In this introduction we outline the types of neural network featured in this book and how they relate to standard statistical methods. We also examine the issue of the so-called ‘black-box’ aspect of neural network and consider some possible future directions in the context of clinical medicine. Finally, we overview the remaining chapters.
A few evolutionary branches
The structure of the brain as a complex network of multiply connected cells (neural networks) was recognized in the late 19th century, primarily through the work of the Italian cytologist Golgi and the Spanish histologist Ramón y Cajal. Within the reductionist approach to cognition (Churchland 1986), there appeared the question of how cognitive function could be modelled by artificial versions of these biological networks. This was the initial impetus for what has become a diverse collection of computational techniques known as artificial neural networks (ANNs).

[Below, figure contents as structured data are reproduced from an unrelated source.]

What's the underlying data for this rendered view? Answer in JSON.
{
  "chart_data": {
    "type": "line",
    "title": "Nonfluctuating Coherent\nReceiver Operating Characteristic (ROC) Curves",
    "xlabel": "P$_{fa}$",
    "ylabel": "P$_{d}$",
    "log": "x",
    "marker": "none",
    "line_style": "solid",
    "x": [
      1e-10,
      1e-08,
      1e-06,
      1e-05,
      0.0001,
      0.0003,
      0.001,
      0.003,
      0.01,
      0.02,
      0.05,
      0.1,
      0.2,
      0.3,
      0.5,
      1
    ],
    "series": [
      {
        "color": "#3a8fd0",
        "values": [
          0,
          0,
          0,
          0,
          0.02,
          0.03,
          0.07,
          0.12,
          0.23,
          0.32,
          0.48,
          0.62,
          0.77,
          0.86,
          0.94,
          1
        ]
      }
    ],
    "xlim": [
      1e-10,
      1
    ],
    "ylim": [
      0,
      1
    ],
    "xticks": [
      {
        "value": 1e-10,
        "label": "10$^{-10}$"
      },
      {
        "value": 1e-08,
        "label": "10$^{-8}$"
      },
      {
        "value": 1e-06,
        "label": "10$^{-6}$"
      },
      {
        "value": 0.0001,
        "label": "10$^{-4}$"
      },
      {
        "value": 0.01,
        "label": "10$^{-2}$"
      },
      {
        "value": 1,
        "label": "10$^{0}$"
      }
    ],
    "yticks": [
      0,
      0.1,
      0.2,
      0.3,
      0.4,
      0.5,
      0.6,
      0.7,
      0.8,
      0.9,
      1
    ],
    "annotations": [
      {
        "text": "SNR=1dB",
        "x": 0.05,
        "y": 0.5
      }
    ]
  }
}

The design of artificial neural networks was originally motivated by the phenomena of learning and recognition, and the desire to model these cognitive processes. But, starting in the mid-1980s, a more pragmatic stance has emerged, and ANNs are now regarded as non-standard statistical tools for pattern recognition. It must be emphasized that, in spite of their biological origins, they are not ‘computers that think’, nor do they perform ‘brain-like’ computations.
The ‘evolution’ of artificial neural networks is divergent and has resulted in a wide variety of ‘phyla’ and ‘genera’.